PAULO SÉRGIO PINHEIRO -
Da maneira lenta como a comunidade internacional tem reagido, não. As manifestações não começaram ontem, mas os países não foram capazes de se coordenar para dar uma resposta. Basta a vontade de alguns atores-chave para que mais violência seja evitada. Uma coisa que me espanta é que a comunidade internacional está disposta a negociar com vários governos ditatoriais, mas não com Mianmar. Há vários fatores para isso: é um sistema muito fechado, com uma situação geopolítica muito protegida. É muito fácil pôr Mianmar no ostracismo. E há muitos outros países não-democráticos com os quais é preciso colaborar, especialmente no contexto da luta contra o terrorismo.

FOLHA - Qual o caminho para sair da crise atual?
PINHEIRO -
Sem uma parceria com a China não há solução possível. Não há outra via a não ser uma negociação envolvendo China, Índia e países da região. Mas isso não é consenso na comunidade internacional. Querem que a China se comporte da mesma maneira que outros países. Mas a China tem seu estilo e não é o dos holofotes: é uma diplomacia discreta, feita nos bastidores.

FOLHA - Sanções da ONU podem ajudar na crise?
PINHEIRO -
Não tomo posição sobre isso, mas tenho dito que o essencial é a coordenação. Disse ao governo americano que é preciso insistir na diplomacia. Mas é preciso insistir em alguns pontos. Primeiro, a repressão não pode se abater sobre manifestantes pacíficos. Isso é que é um escândalo, os manifestantes são pacíficos, não formam uma guerrilha! Depois, a crise é uma janela de oportunidade para a obtenção de concessões para uma pequena abertura. E todos aqui sabem como fazer isso. [É preciso usar os] temas internacionais que são do interesse da junta militar -luta contra o narcotráfico, lidar com a questão da Aids, com políticas de saúde em geral.

FOLHA - Como o sr. avalia a organização da sociedade civil birmanesa?
PINHEIRO -
Há inúmeras ONGs lá que trabalham em colaboração com o governo. A impressão de que Mianmar é um país vazio dominado pelos militares é falsa. Há uma sociedade civil corajosa. Claro, tudo é muito discreto, porque a repressão é forte. Mas não há nenhuma liberdade fundamental. Indicadores sociais são precários, e a economia está desestruturada.

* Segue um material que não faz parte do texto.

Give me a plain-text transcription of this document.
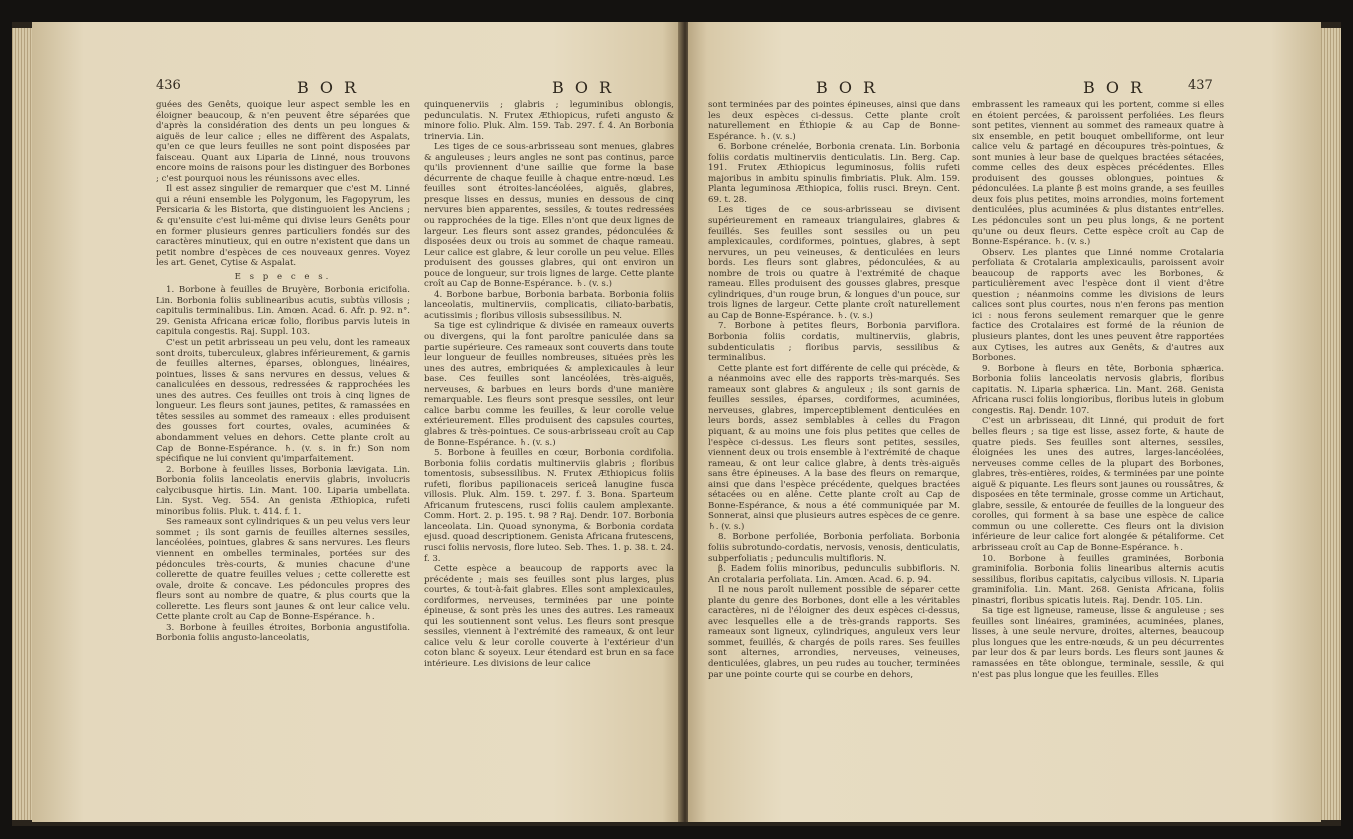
436	B O R	B O R

guées des Genêts, quoique leur aspect semble les en éloigner beaucoup, & n'en peuvent être séparées que d'après la considération des dents un peu longues & aiguës de leur calice ; elles ne diffèrent des Aspalats, qu'en ce que leurs feuilles ne sont point disposées par faisceau. Quant aux Liparia de Linné, nous trouvons encore moins de raisons pour les distinguer des Borbones ; c'est pourquoi nous les réunissons avec elles.

Il est assez singulier de remarquer que c'est M. Linné qui a réuni ensemble les Polygonum, les Fagopyrum, les Persicaria & les Bistorta, que distinguoient les Anciens ; & qu'ensuite c'est lui-même qui divise leurs Genêts pour en former plusieurs genres particuliers fondés sur des caractères minutieux, qui en outre n'existent que dans un petit nombre d'espèces de ces nouveaux genres. Voyez les art. Genet, Cytise & Aspalat.

E s p e c e s.

1. Borbone à feuilles de Bruyère, Borbonia ericifolia. Lin. Borbonia foliis sublinearibus acutis, subtùs villosis ; capitulis terminalibus. Lin. Amœn. Acad. 6. Afr. p. 92. n°. 29. Genista Africana ericæ folio, floribus parvis luteis in capitula congestis. Raj. Suppl. 103.

C'est un petit arbrisseau un peu velu, dont les rameaux sont droits, tuberculeux, glabres inférieurement, & garnis de feuilles alternes, éparses, oblongues, linéaires, pointues, lisses & sans nervures en dessus, velues & canaliculées en dessous, redressées & rapprochées les unes des autres. Ces feuilles ont trois à cinq lignes de longueur. Les fleurs sont jaunes, petites, & ramassées en têtes sessiles au sommet des rameaux : elles produisent des gousses fort courtes, ovales, acuminées & abondamment velues en dehors. Cette plante croît au Cap de Bonne-Espérance. ♄. (v. s. in fr.) Son nom spécifique ne lui convient qu'imparfaitement.

2. Borbone à feuilles lisses, Borbonia lævigata. Lin. Borbonia foliis lanceolatis enerviis glabris, involucris calycibusque hirtis. Lin. Mant. 100. Liparia umbellata. Lin. Syst. Veg. 554. An genista Æthiopica, rufeti minoribus foliis. Pluk. t. 414. f. 1.

Ses rameaux sont cylindriques & un peu velus vers leur sommet ; ils sont garnis de feuilles alternes sessiles, lancéolées, pointues, glabres & sans nervures. Les fleurs viennent en ombelles terminales, portées sur des pédoncules très-courts, & munies chacune d'une collerette de quatre feuilles velues ; cette collerette est ovale, droite & concave. Les pédoncules propres des fleurs sont au nombre de quatre, & plus courts que la collerette. Les fleurs sont jaunes & ont leur calice velu. Cette plante croît au Cap de Bonne-Espérance. ♄.

3. Borbone à feuilles étroites, Borbonia angustifolia. Borbonia foliis angusto-lanceolatis,

quinquenerviis ; glabris ; leguminibus oblongis, pedunculatis. N. Frutex Æthiopicus, rufeti angusto & minore folio. Pluk. Alm. 159. Tab. 297. f. 4. An Borbonia trinervia. Lin.

Les tiges de ce sous-arbrisseau sont menues, glabres & anguleuses ; leurs angles ne sont pas continus, parce qu'ils proviennent d'une saillie que forme la base décurrente de chaque feuille à chaque entre-nœud. Les feuilles sont étroites-lancéolées, aiguës, glabres, presque lisses en dessus, munies en dessous de cinq nervures bien apparentes, sessiles, & toutes redressées ou rapprochées de la tige. Elles n'ont que deux lignes de largeur. Les fleurs sont assez grandes, pédonculées & disposées deux ou trois au sommet de chaque rameau. Leur calice est glabre, & leur corolle un peu velue. Elles produisent des gousses glabres, qui ont environ un pouce de longueur, sur trois lignes de large. Cette plante croît au Cap de Bonne-Espérance. ♄. (v. s.)

4. Borbone barbue, Borbonia barbata. Borbonia foliis lanceolatis, multinerviis, complicatis, ciliato-barbatis, acutissimis ; floribus villosis subsessilibus. N.

Sa tige est cylindrique & divisée en rameaux ouverts ou divergens, qui la font paroître paniculée dans sa partie supérieure. Ces rameaux sont couverts dans toute leur longueur de feuilles nombreuses, situées près les unes des autres, embriquées & amplexicaules à leur base. Ces feuilles sont lancéolées, très-aiguës, nerveuses, & barbues en leurs bords d'une manière remarquable. Les fleurs sont presque sessiles, ont leur calice barbu comme les feuilles, & leur corolle velue extérieurement. Elles produisent des capsules courtes, glabres & très-pointues. Ce sous-arbrisseau croît au Cap de Bonne-Espérance. ♄. (v. s.)

5. Borbone à feuilles en cœur, Borbonia cordifolia. Borbonia foliis cordatis multinerviis glabris ; floribus tomentosis, subsessilibus. N. Frutex Æthiopicus foliis rufeti, floribus papilionaceis sericeâ lanugine fusca villosis. Pluk. Alm. 159. t. 297. f. 3. Bona. Sparteum Africanum frutescens, rusci foliis caulem amplexante. Comm. Hort. 2. p. 195. t. 98 ? Raj. Dendr. 107. Borbonia lanceolata. Lin. Quoad synonyma, & Borbonia cordata ejusd. quoad descriptionem. Genista Africana frutescens, rusci foliis nervosis, flore luteo. Seb. Thes. 1. p. 38. t. 24. f. 3.

Cette espèce a beaucoup de rapports avec la précédente ; mais ses feuilles sont plus larges, plus courtes, & tout-à-fait glabres. Elles sont amplexicaules, cordiformes, nerveuses, terminées par une pointe épineuse, & sont près les unes des autres. Les rameaux qui les soutiennent sont velus. Les fleurs sont presque sessiles, viennent à l'extrémité des rameaux, & ont leur calice velu & leur corolle couverte à l'extérieur d'un coton blanc & soyeux. Leur étendard est brun en sa face intérieure. Les divisions de leur calice

B O R	B O R	437

sont terminées par des pointes épineuses, ainsi que dans les deux espèces ci-dessus. Cette plante croît naturellement en Éthiopie & au Cap de Bonne-Espérance. ♄. (v. s.)

6. Borbone crénelée, Borbonia crenata. Lin. Borbonia foliis cordatis multinerviis denticulatis. Lin. Berg. Cap. 191. Frutex Æthiopicus leguminosus, foliis rufeti majoribus in ambitu spinulis fimbriatis. Pluk. Alm. 159. Planta leguminosa Æthiopica, foliis rusci. Breyn. Cent. 69. t. 28.

Les tiges de ce sous-arbrisseau se divisent supérieurement en rameaux triangulaires, glabres & feuillés. Ses feuilles sont sessiles ou un peu amplexicaules, cordiformes, pointues, glabres, à sept nervures, un peu veineuses, & denticulées en leurs bords. Les fleurs sont glabres, pédonculées, & au nombre de trois ou quatre à l'extrémité de chaque rameau. Elles produisent des gousses glabres, presque cylindriques, d'un rouge brun, & longues d'un pouce, sur trois lignes de largeur. Cette plante croît naturellement au Cap de Bonne-Espérance. ♄. (v. s.)

7. Borbone à petites fleurs, Borbonia parviflora. Borbonia foliis cordatis, multinerviis, glabris, subdenticulatis ; floribus parvis, sessilibus & terminalibus.

Cette plante est fort différente de celle qui précède, & a néanmoins avec elle des rapports très-marqués. Ses rameaux sont glabres & anguleux ; ils sont garnis de feuilles sessiles, éparses, cordiformes, acuminées, nerveuses, glabres, imperceptiblement denticulées en leurs bords, assez semblables à celles du Fragon piquant, & au moins une fois plus petites que celles de l'espèce ci-dessus. Les fleurs sont petites, sessiles, viennent deux ou trois ensemble à l'extrémité de chaque rameau, & ont leur calice glabre, à dents très-aiguës sans être épineuses. A la base des fleurs on remarque, ainsi que dans l'espèce précédente, quelques bractées sétacées ou en alêne. Cette plante croît au Cap de Bonne-Espérance, & nous a été communiquée par M. Sonnerat, ainsi que plusieurs autres espèces de ce genre. ♄. (v. s.)

8. Borbone perfoliée, Borbonia perfoliata. Borbonia foliis subrotundo-cordatis, nervosis, venosis, denticulatis, subperfoliatis ; pedunculis multifloris. N.

β. Eadem foliis minoribus, pedunculis subbifloris. N. An crotalaria perfoliata. Lin. Amœn. Acad. 6. p. 94.

Il ne nous paroît nullement possible de séparer cette plante du genre des Borbones, dont elle a les véritables caractères, ni de l'éloigner des deux espèces ci-dessus, avec lesquelles elle a de très-grands rapports. Ses rameaux sont ligneux, cylindriques, anguleux vers leur sommet, feuillés, & chargés de poils rares. Ses feuilles sont alternes, arrondies, nerveuses, veineuses, denticulées, glabres, un peu rudes au toucher, terminées par une pointe courte qui se courbe en dehors,

embrassent les rameaux qui les portent, comme si elles en étoient percées, & paroissent perfoliées. Les fleurs sont petites, viennent au sommet des rameaux quatre à six ensemble, en petit bouquet ombelliforme, ont leur calice velu & partagé en découpures très-pointues, & sont munies à leur base de quelques bractées sétacées, comme celles des deux espèces précédentes. Elles produisent des gousses oblongues, pointues & pédonculées. La plante β est moins grande, a ses feuilles deux fois plus petites, moins arrondies, moins fortement denticulées, plus acuminées & plus distantes entr'elles. Les pédoncules sont un peu plus longs, & ne portent qu'une ou deux fleurs. Cette espèce croît au Cap de Bonne-Espérance. ♄. (v. s.)

Observ. Les plantes que Linné nomme Crotalaria perfoliata & Crotalaria amplexicaulis, paroissent avoir beaucoup de rapports avec les Borbones, & particulièrement avec l'espèce dont il vient d'être question ; néanmoins comme les divisions de leurs calices sont plus courtes, nous n'en ferons pas mention ici : nous ferons seulement remarquer que le genre factice des Crotalaires est formé de la réunion de plusieurs plantes, dont les unes peuvent être rapportées aux Cytises, les autres aux Genêts, & d'autres aux Borbones.

9. Borbone à fleurs en tête, Borbonia sphærica. Borbonia foliis lanceolatis nervosis glabris, floribus capitatis. N. Liparia sphærica. Lin. Mant. 268. Genista Africana rusci foliis longioribus, floribus luteis in globum congestis. Raj. Dendr. 107.

C'est un arbrisseau, dit Linné, qui produit de fort belles fleurs ; sa tige est lisse, assez forte, & haute de quatre pieds. Ses feuilles sont alternes, sessiles, éloignées les unes des autres, larges-lancéolées, nerveuses comme celles de la plupart des Borbones, glabres, très-entières, roides, & terminées par une pointe aiguë & piquante. Les fleurs sont jaunes ou roussâtres, & disposées en tête terminale, grosse comme un Artichaut, glabre, sessile, & entourée de feuilles de la longueur des corolles, qui forment à sa base une espèce de calice commun ou une collerette. Ces fleurs ont la division inférieure de leur calice fort alongée & pétaliforme. Cet arbrisseau croît au Cap de Bonne-Espérance. ♄.

10. Borbone à feuilles graminées, Borbonia graminifolia. Borbonia foliis linearibus alternis acutis sessilibus, floribus capitatis, calycibus villosis. N. Liparia graminifolia. Lin. Mant. 268. Genista Africana, foliis pinastri, floribus spicatis luteis. Raj. Dendr. 105. Lin.

Sa tige est ligneuse, rameuse, lisse & anguleuse ; ses feuilles sont linéaires, graminées, acuminées, planes, lisses, à une seule nervure, droites, alternes, beaucoup plus longues que les entre-nœuds, & un peu décurrentes par leur dos & par leurs bords. Les fleurs sont jaunes & ramassées en tête oblongue, terminale, sessile, & qui n'est pas plus longue que les feuilles. Elles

FOLHA - Aung San Suu Kyi, líder da oposição, pode estimular protestos, como afirma a junta militar?
PINHEIRO -
Claro que não. Ela está solitária e incomunicável dentro de sua casa. Ela não tem nenhum contato com o exterior -tudo é controlado pelos militares. Não tem telefone, internet, nada. E é grave que a comunidade internacional não consiga aliviar sua situação.